Wool was recruited into the Volunteer Lawyers Project several years ago when he was serving as counsel to a landlord whose tenant was represented by a Pro Bono attorney from Nassau Suffolk Law Services. After the case, Roberta Scoll asked him, “What are you doing to give back?” At the time he did not have a good answer, but he remembered his earliest years when he “cut his teeth” on landlord tenant work in Queens and Brooklyn. He knew this was his call to give back to his community by using the knowledge he had acquired long ago. Not that his private practice lacks benevolent purpose. Since adopting his daughter, Cara, now 31, he has practiced adoption law, helping to build loving families. In addition to his expertise in adoption law, he also represents Mercedes-Benz USA in litigation, and various cooperatives and condominium boards. His firm also handles real estate, estate, and personal injury matters Wool’s father served as second in command at (the Air Force) Judge Advocate General’s office. Even though Fred was very young when his father died, the indelible mark he left on his life moved him to become a lawyer. Mr. Wool was admitted to the New York State Bar in 1975 after earning his J.D. from St. John’s University School of Law and his B.A. from Hobart & William Smith Colleges.
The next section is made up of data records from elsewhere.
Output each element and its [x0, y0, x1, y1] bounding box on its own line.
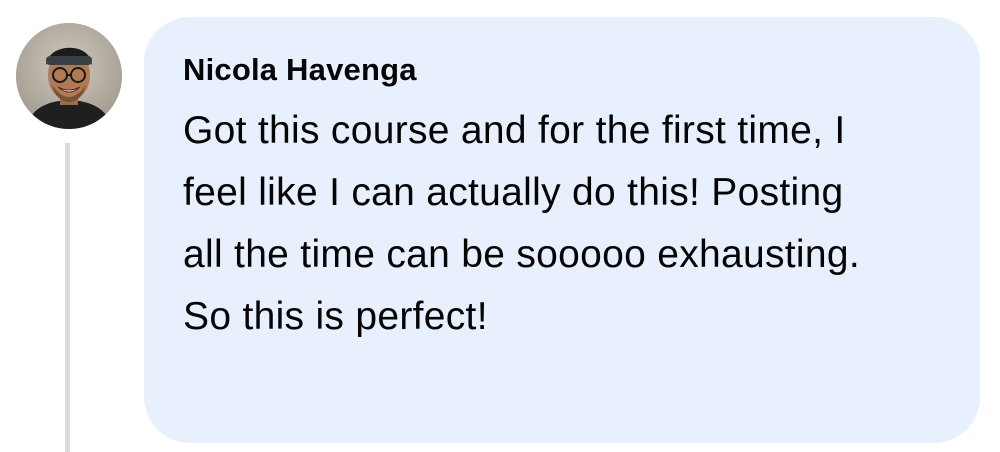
comment-bubble: Nicola Havenga Got this course and for t…: [144, 17, 980, 443]
previous-comment-link-fragment[interactable]: · · · · ·: [610, 0, 760, 6]
comment-thread-line: [65, 143, 70, 452]
comment-text: Got this course and for the first time, …: [183, 109, 861, 338]
avatar[interactable]: [16, 23, 122, 129]
profile-photo-icon: [16, 23, 122, 129]
previous-comment-link-text[interactable]: · · · · ·: [610, 0, 760, 6]
comment-author-name[interactable]: Nicola Havenga: [183, 51, 940, 89]
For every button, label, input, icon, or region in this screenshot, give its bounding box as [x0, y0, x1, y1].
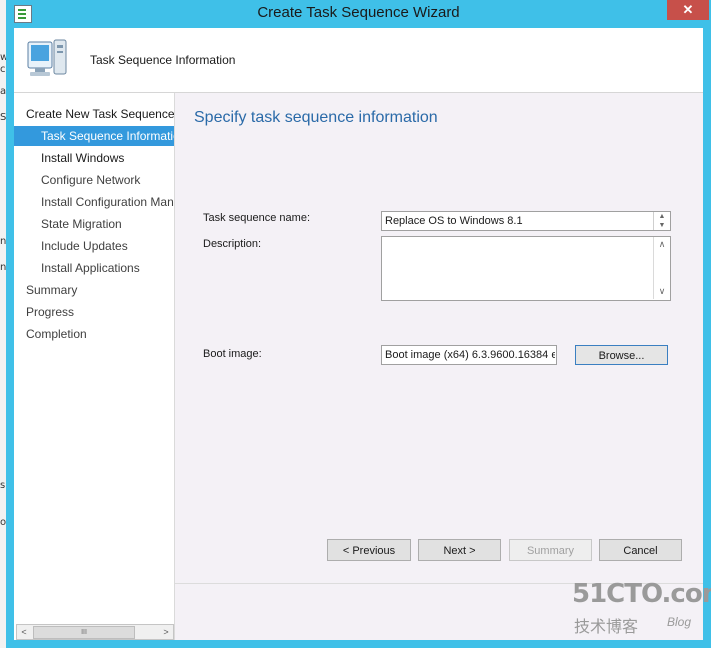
nav-step-configure-network[interactable]: Configure Network — [14, 170, 174, 190]
close-button[interactable]: ✕ — [667, 0, 709, 20]
task-sequence-name-label: Task sequence name: — [203, 212, 311, 224]
wizard-header: Task Sequence Information — [14, 28, 703, 93]
scroll-thumb[interactable]: III — [33, 626, 135, 639]
wizard-step-navigation: Create New Task Sequence Task Sequence I… — [14, 93, 175, 640]
description-textarea[interactable]: ∧ ∨ — [381, 236, 671, 301]
boot-image-label: Boot image: — [203, 348, 262, 360]
page-title: Specify task sequence information — [194, 109, 438, 126]
wizard-window: Create Task Sequence Wizard ✕ Task Seque… — [6, 0, 711, 648]
task-sequence-name-input[interactable]: Replace OS to Windows 8.1 ▲ ▼ — [381, 211, 671, 231]
spin-up-icon[interactable]: ▲ — [654, 212, 670, 221]
description-scrollbar[interactable]: ∧ ∨ — [653, 237, 670, 299]
previous-button[interactable]: < Previous — [327, 539, 411, 561]
site-watermark: 51CTO.com 技术博客 Blog — [572, 579, 711, 639]
scroll-right-icon[interactable]: > — [159, 625, 173, 639]
nav-step-completion[interactable]: Completion — [14, 324, 174, 344]
nav-step-install-windows[interactable]: Install Windows — [14, 148, 174, 168]
header-title: Task Sequence Information — [90, 53, 236, 67]
scroll-left-icon[interactable]: < — [17, 625, 31, 639]
nav-step-task-sequence-information[interactable]: Task Sequence Information — [14, 126, 174, 146]
nav-step-install-applications[interactable]: Install Applications — [14, 258, 174, 278]
nav-step-install-configuration-manager[interactable]: Install Configuration Manager — [14, 192, 174, 212]
description-label: Description: — [203, 238, 262, 250]
scroll-up-icon[interactable]: ∧ — [654, 239, 670, 250]
scroll-down-icon[interactable]: ∨ — [654, 286, 670, 297]
browse-button[interactable]: Browse... — [575, 345, 668, 365]
boot-image-field: Boot image (x64) 6.3.9600.16384 en-US — [381, 345, 557, 365]
name-field-spinner[interactable]: ▲ ▼ — [653, 212, 670, 230]
computer-wizard-icon — [27, 39, 67, 76]
task-sequence-name-value: Replace OS to Windows 8.1 — [385, 215, 523, 227]
next-button[interactable]: Next > — [418, 539, 501, 561]
nav-step-progress[interactable]: Progress — [14, 302, 174, 322]
nav-step-summary[interactable]: Summary — [14, 280, 174, 300]
nav-step-include-updates[interactable]: Include Updates — [14, 236, 174, 256]
cancel-button[interactable]: Cancel — [599, 539, 682, 561]
title-bar[interactable]: Create Task Sequence Wizard ✕ — [6, 0, 711, 28]
watermark-blog: Blog — [667, 615, 692, 629]
spin-down-icon[interactable]: ▼ — [654, 221, 670, 230]
summary-button[interactable]: Summary — [509, 539, 592, 561]
nav-step-create-new-task-sequence[interactable]: Create New Task Sequence — [14, 104, 174, 124]
boot-image-value: Boot image (x64) 6.3.9600.16384 en-US — [385, 349, 555, 361]
nav-step-state-migration[interactable]: State Migration — [14, 214, 174, 234]
watermark-subtitle: 技术博客 — [574, 617, 639, 636]
window-title: Create Task Sequence Wizard — [257, 4, 460, 21]
nav-horizontal-scrollbar[interactable]: < III > — [16, 624, 174, 640]
watermark-domain: 51CTO.com — [572, 579, 711, 609]
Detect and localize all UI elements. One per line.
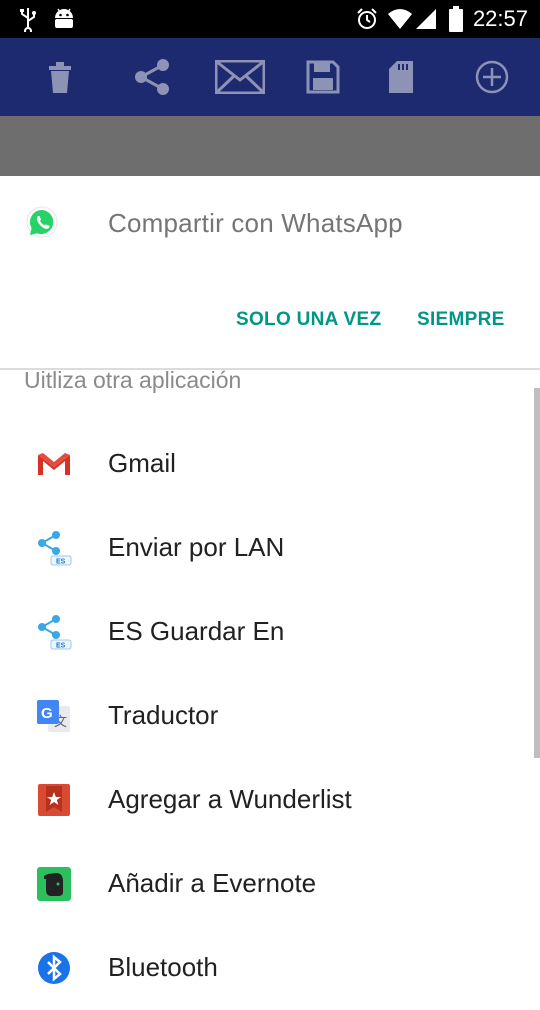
svg-text:ES: ES <box>56 643 66 650</box>
app-toolbar <box>0 38 540 116</box>
svg-text:G: G <box>41 705 53 722</box>
gmail-icon <box>36 446 72 482</box>
add-circle-icon[interactable] <box>474 57 510 97</box>
share-sheet: Compartir con WhatsApp SOLO UNA VEZ SIEM… <box>0 176 540 984</box>
sheet-title: Compartir con WhatsApp <box>108 208 403 238</box>
list-item-label: Gmail <box>108 448 176 478</box>
svg-text:ES: ES <box>56 559 66 566</box>
sd-card-icon[interactable] <box>388 57 414 97</box>
just-once-button[interactable]: SOLO UNA VEZ <box>236 309 381 331</box>
save-icon[interactable] <box>305 57 341 97</box>
list-item-gmail[interactable]: Gmail <box>0 422 530 506</box>
wifi-icon <box>386 0 414 38</box>
wunderlist-icon <box>36 782 72 818</box>
evernote-icon <box>36 866 72 902</box>
list-item-es-guardar-en[interactable]: ES ES Guardar En <box>0 590 530 674</box>
share-icon[interactable] <box>132 57 172 97</box>
list-item-label: Enviar por LAN <box>108 532 285 562</box>
status-bar: 22:57 <box>0 0 540 38</box>
bluetooth-icon <box>36 950 72 986</box>
list-item-label: Bluetooth <box>108 952 218 982</box>
list-item-evernote[interactable]: Añadir a Evernote <box>0 842 530 926</box>
list-item-label: ES Guardar En <box>108 616 285 646</box>
usb-icon <box>16 0 40 38</box>
es-share-icon: ES <box>36 614 72 650</box>
battery-icon <box>448 0 464 38</box>
scrollbar[interactable] <box>534 388 540 758</box>
list-item-bluetooth[interactable]: Bluetooth <box>0 926 530 1010</box>
signal-icon <box>414 0 438 38</box>
list-item-label: Agregar a Wunderlist <box>108 784 352 814</box>
google-translate-icon: 文G <box>36 698 72 734</box>
list-item-enviar-por-lan[interactable]: ES Enviar por LAN <box>0 506 530 590</box>
list-item-label: Añadir a Evernote <box>108 868 317 898</box>
android-icon <box>50 0 78 38</box>
sheet-header: Compartir con WhatsApp <box>0 176 540 276</box>
alarm-icon <box>354 0 380 38</box>
trash-icon[interactable] <box>44 57 76 97</box>
always-button[interactable]: SIEMPRE <box>417 309 505 331</box>
action-buttons: SOLO UNA VEZ SIEMPRE <box>0 276 540 366</box>
dimmed-background <box>0 116 540 176</box>
list-item-traductor[interactable]: 文G Traductor <box>0 674 530 758</box>
clock: 22:57 <box>472 6 528 31</box>
es-share-icon: ES <box>36 530 72 566</box>
other-apps-label: Uitliza otra aplicación <box>24 367 242 393</box>
list-item-label: Traductor <box>108 700 219 730</box>
mail-icon[interactable] <box>214 57 266 97</box>
whatsapp-icon <box>25 206 59 240</box>
list-item-wunderlist[interactable]: Agregar a Wunderlist <box>0 758 530 842</box>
Although he volunteers in the Landlord/Tenant Court one morning per month, Mr. Wool explains that the time spent can be quite intense though rewarding, for both the pro bono attorney and client. He explains that they try to resolve as many cases as possible between 9:45am and 1:00 in the afternoon. If it is necessary for a case to continue into the afternoon and the volunteer has to return to his regular practice, then Roberta Scoll will jump in during the afternoon session, so there is always back up.
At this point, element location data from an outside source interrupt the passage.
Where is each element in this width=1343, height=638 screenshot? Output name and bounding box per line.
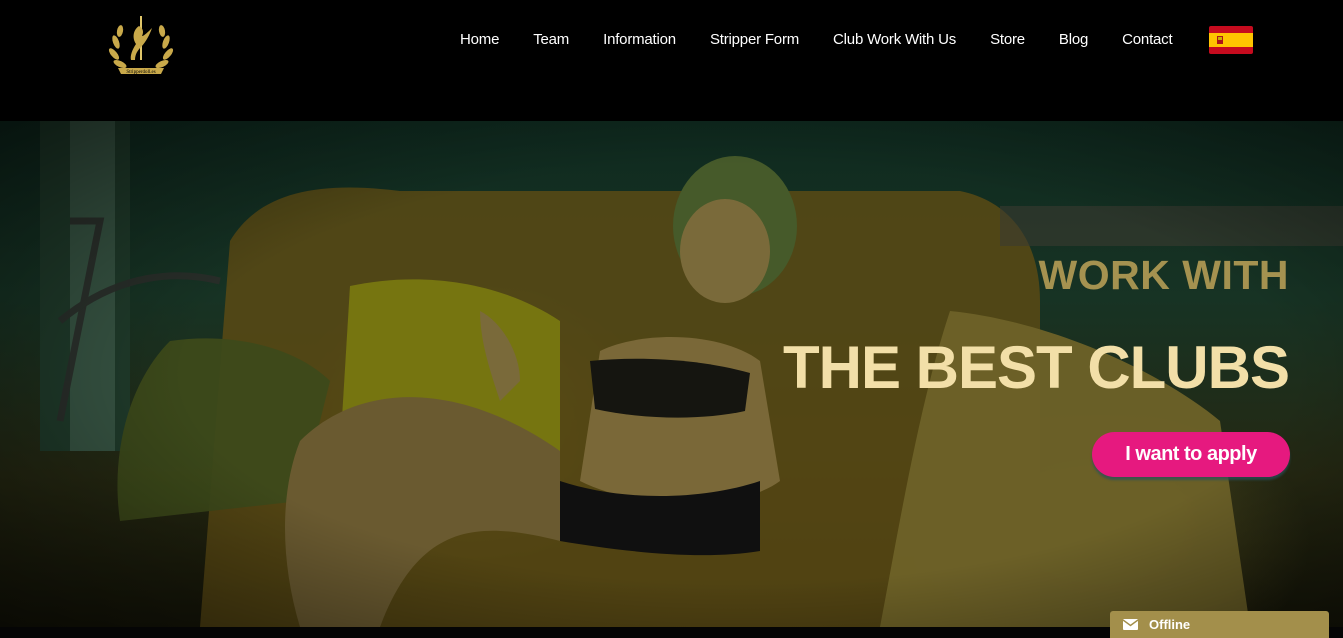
nav-contact[interactable]: Contact	[1105, 27, 1189, 53]
hero-headline-big: THE BEST CLUBS	[782, 334, 1290, 401]
chat-status-label: Offline	[1149, 617, 1191, 632]
laurel-logo-icon: Stripperdoll.es	[108, 16, 174, 75]
nav-store[interactable]: Store	[973, 27, 1042, 53]
nav-blog[interactable]: Blog	[1042, 27, 1105, 53]
envelope-icon	[1123, 619, 1138, 630]
main-nav: Home Team Information Stripper Form Club…	[443, 27, 1189, 53]
nav-information[interactable]: Information	[586, 27, 693, 53]
svg-text:Stripperdoll.es: Stripperdoll.es	[126, 70, 155, 75]
hero-headline-small: WORK WITH	[1038, 252, 1289, 298]
hero-banner: WORK WITH THE BEST CLUBS I want to apply	[0, 121, 1343, 627]
nav-stripper-form[interactable]: Stripper Form	[693, 27, 816, 53]
chat-widget-offline[interactable]: Offline	[1110, 611, 1329, 638]
nav-home[interactable]: Home	[443, 27, 516, 53]
nav-team[interactable]: Team	[516, 27, 586, 53]
spain-flag-icon[interactable]	[1209, 26, 1253, 54]
logo[interactable]: Stripperdoll.es	[106, 12, 176, 78]
nav-club-work-with-us[interactable]: Club Work With Us	[816, 27, 973, 53]
apply-button[interactable]: I want to apply	[1092, 432, 1290, 477]
site-header: Stripperdoll.es Home Team Information St…	[0, 0, 1343, 121]
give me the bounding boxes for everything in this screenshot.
In explaining what he finds most enjoyable about working in the Landlord/Tenant Court he says,” You feel better after having done this type of work. In my regular work I’m representing a large company or non-adversarial adoptions. There is an extra sense of satisfaction in knowing that I have helped people keep their homes. One recent case was especially rewarding because we were able to turn the tables on a landlord who was suing a tenant, who was a lovely woman just trying to get by. As it turned out, the landlord actually owed the tenant money. Cases like this help me to better appreciate that there are good people who are working hard but being hurt by the economy.“ He also explains that while landlord/tenant practice has not changed much since he started practicing law, the economy has changed. Judge Scott Fairgrieve has mentioned the large number of foreclosures in addition to the increasing number of landlord/tenant cases. Therefore, there is always a need for attorneys, like Wool, who are willing to share their time and talents in this area. He observes that while working in this environment, the reality of poverty on Long Island “hits you smack in the face, and forces you not to complain about the little problems in your own life when you see these people concerned about a place to live.”
For his dedication to the Landlord/Tenant Project, the families of Long Island, and for exemplifying the Pro Bono ideal, it is our privilege to honor Frederic A. Wool as Pro Bono Attorney of the Month.